L'un des premiers objectifs de Benoît XVI est avant tout de renforcer les relations diplomatiques avec Israël dans le cadre du processus historique de réconciliation entre juifs et catholiques, amorcé en 1965 avec le concile Vatican II. Mais il s'agit aussi, tout en essayant également d'améliorer le dialogue inter-religieux avec les Musulmans, de soutenir le processus de paix israélo-palestinien, de redonner le moral à la communauté catholique locale et de d'affirmer que le Christianisme a encore un rôle à jouer dans ce Proche-Orient où il est né. Les chrétiens fuient en effet de plus en plus la Palestine, victimes de l'occupation israélienne et fragilisés par l'interminable conflit israélo-palestinien dont ils subissent la violence. L'Église s'inquiète de cette hémorragie, déplorant notamment les difficiles conditions de vie de ses membres qui représentent 2% de la population israélienne. Les discussions du Vatican avec Israël butent aussi sur l'épineuse question des lieux saints chrétiens et sur le libre exercice de ses activités pastorales, aujourd'hui entravé par les lourdes taxes de l'Etat juif sur les pèlerinages et les propriétés de la communauté. À l'instar de ses prédécesseurs depuis 1993 — date de la reconnaissance d'Israël par le Vatican --, Benoît XVI réclame ainsi la souveraineté sur les lieux les plus saints du Christianisme: la basilique de l'Annonciation à Nazareth; le site présumé de la multiplication des pains, sur le lac de Tibériade; le jardin de Gethsémani situé dans le secteur arabe de Jérusalem-Est, où Jésus aurait prié avant la Crucifixion; le mont Thabor, au sommet duquel se trouve l'église de la Transfiguration; le site de Kfar Nahum et le Cénacle, à Jérusalem, où se serait déroulé le dernier repas du Christ. Il entend également faire reconnaître l'exonération fiscale dont l'Église a toujours bénéficié en Palestine, que ce soit sous les Ottomans ou sous les Britanniques. Rien n'est gagné pour lui en face de l'actuel gouvernement de Benjamin Netanyahu sous influence des ultra-nationalistes et des ultra-orthodoxes. "Si nous étions sûrs que ce cadeau aux chrétiens nous amène des millions de touristes, nous aurions une raison de réfléchir au sujet. Mais puisque nous n'en sommes pas sûrs, pourquoi offrir de tels cadeaux ?", vient de déclarer sur ce sujet le ministre du tourisme, Stas Misezhnikov.

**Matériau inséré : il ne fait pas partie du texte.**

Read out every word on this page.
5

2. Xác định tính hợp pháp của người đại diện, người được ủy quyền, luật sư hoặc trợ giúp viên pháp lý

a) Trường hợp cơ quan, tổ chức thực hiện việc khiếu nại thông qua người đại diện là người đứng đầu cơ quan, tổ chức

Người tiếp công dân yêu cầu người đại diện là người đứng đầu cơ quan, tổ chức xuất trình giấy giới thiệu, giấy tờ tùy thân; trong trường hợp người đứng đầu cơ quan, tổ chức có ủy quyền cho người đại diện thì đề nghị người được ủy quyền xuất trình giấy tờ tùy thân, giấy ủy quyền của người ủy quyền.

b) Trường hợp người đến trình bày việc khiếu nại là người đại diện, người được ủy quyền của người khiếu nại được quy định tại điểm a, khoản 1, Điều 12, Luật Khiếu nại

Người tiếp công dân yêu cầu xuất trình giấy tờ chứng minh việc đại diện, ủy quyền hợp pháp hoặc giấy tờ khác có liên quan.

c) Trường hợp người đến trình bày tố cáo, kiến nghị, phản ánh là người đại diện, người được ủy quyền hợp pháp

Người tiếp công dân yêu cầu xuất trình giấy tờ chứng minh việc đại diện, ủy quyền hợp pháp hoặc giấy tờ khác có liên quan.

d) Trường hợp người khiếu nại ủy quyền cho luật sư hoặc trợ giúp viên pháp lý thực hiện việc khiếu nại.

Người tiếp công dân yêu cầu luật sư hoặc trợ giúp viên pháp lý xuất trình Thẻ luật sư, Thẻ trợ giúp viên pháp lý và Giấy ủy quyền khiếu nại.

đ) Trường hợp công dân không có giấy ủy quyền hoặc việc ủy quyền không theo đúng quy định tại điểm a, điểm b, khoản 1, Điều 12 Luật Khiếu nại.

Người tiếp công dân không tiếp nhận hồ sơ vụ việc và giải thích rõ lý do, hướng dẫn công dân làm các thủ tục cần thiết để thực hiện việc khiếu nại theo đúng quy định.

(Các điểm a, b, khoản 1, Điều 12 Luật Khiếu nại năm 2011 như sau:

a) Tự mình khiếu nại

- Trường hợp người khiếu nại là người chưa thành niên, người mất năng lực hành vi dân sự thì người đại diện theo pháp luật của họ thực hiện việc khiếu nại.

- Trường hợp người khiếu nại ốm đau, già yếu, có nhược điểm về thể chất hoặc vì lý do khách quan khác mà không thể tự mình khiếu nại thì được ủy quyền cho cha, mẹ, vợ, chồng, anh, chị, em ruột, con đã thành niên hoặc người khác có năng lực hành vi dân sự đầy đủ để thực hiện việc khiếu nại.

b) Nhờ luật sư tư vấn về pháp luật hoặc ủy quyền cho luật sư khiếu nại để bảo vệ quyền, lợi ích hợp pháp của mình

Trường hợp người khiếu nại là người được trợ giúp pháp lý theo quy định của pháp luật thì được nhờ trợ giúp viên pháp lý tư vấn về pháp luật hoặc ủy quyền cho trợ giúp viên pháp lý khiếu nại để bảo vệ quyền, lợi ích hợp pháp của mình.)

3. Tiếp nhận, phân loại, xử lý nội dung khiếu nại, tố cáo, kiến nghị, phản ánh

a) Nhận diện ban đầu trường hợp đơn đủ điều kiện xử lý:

Signe que la venue de Benoît XVI au Proche-Orient est délicate, ses déplacements seront encadrées par un important dispositif de sécurité, baptisée "soutane blanche", qui mobilisera pas moins de 60.000 policiers et soldats israéliens. Cependant, en dépit des nombreuses embûches politico-religieuses et des toujours possibles risques d'attentat, toutes les camps en présence ont intérêt à afficher la réussite du voyage de Benoît XVI, ne serait-ce que pour des raisons diplomatiques (tout le monde veut oeuvrer au dialogue et à "la Paix" pour améliorer son image) et surtout économiques. Le tourisme religieux est en effet l'une des principales sources de revenus de la région.